There is a difference between Meadowlands and the usual TV series or movie about suburbia. It's not darkly comical; it's dark. The resident's aren't Picket Fences odd; they're Arkham Asylum odd. An undercurrent of madness makes the melodrama seem more dire and the residents more interesting.
Four of those residents just moved to town. The Brogan family, with patriarch Danny (David Morrissey), his wife Evelyn (Lucy Cohu), their daughter Zoe (Felicity Jones) and her twin Mark (Harry Treadaway), are led blindfolded to their new home. They leave behind their names, their lives and, hopefully, the people who tried to burn them alive for Danny's criminal ways. Meadowlands is the safest place in the world. And they're lucky to be there.
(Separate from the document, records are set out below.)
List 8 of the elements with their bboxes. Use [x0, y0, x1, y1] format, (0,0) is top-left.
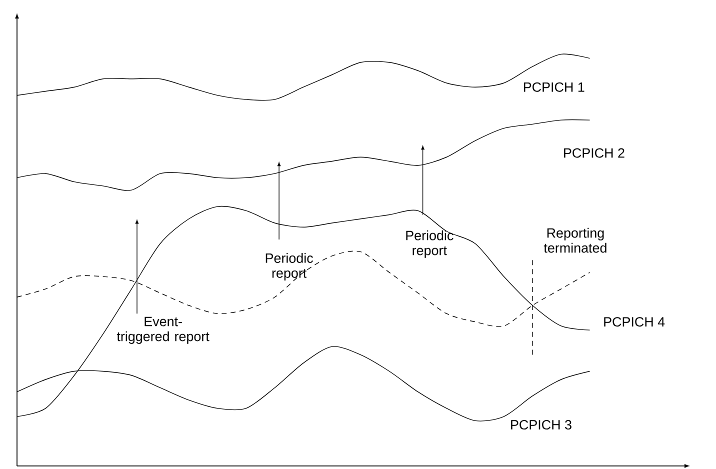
annotation: Event-triggered report: [116, 316, 210, 344]
annotation: Periodic report: [406, 230, 454, 258]
series-label: PCPICH 4: [604, 317, 665, 327]
annotation: Reporting terminated: [544, 228, 606, 253]
series-label: PCPICH 1: [524, 82, 584, 92]
series-label: PCPICH 3: [511, 420, 572, 430]
text: PCPICH 2: [564, 148, 624, 158]
annotation: Periodic report: [266, 253, 314, 281]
At least Danny tries to convince his family that their seclusion is worth it. While his 17-yea-old son, still silent from his traumatic fire experience, spends his time ogling a neighbor woman who is too happy to show off and his flirty daughter tries to snag the town's hot, bad-boy handyman Jack (Tom Hardy), Danny's focus turns to his wife who pines for a day outside the compound. That's just day one. The true nature of the town is exposed when the aggressive sexuality of the handyman is countered by the aggressive discipline of the local head of law enforcement (Ralph Brown). Scared when the constable reveals that he knows his true identity, Danny runs to the folks in charge and gets a rundown on just how bizarre, and possibly dangerous, Meadowlands’s residents really are.
Compared to most shows that air on Showtime, a channel that masquerades soft-corn porn (The Tudors) and fetish TV (Dexter) as high-end drama, Meadowlands isn’t a likely candidate to fill a Sunday night line-up. It is a titillating drama for sure, but the Channel 4/Showtime co-production lacks the pretense of a show abut Henry the VIII or a serial killer who kills killers.
Within the first 15 minutes, Zoe has already made an indecent proposal to Jack (of all trades!) the handyman and Danny and Evelyn start to try out the kitchen counter. When the sunny neighbor Brenda (Melanie Hill) masturbates in front of Mark with one of the gloves he wears to hide his burns, the oddities are just beginning.
Yes, there is something askew about the entire show. Though we learn a lot about Meadowlands we hardly scrape the surface of how each resident got there. The show certainly has the makings of a quality soap, which makes criticism hard to dish out. The worst you can say about Meadowlands is that it isn’t groundbreaking; the best you can say is that it is it likely to be the most addictive hour Showtime has ever aired.
Meadowlands premieres Sunday, June 17 at 10 pm. on Showtime.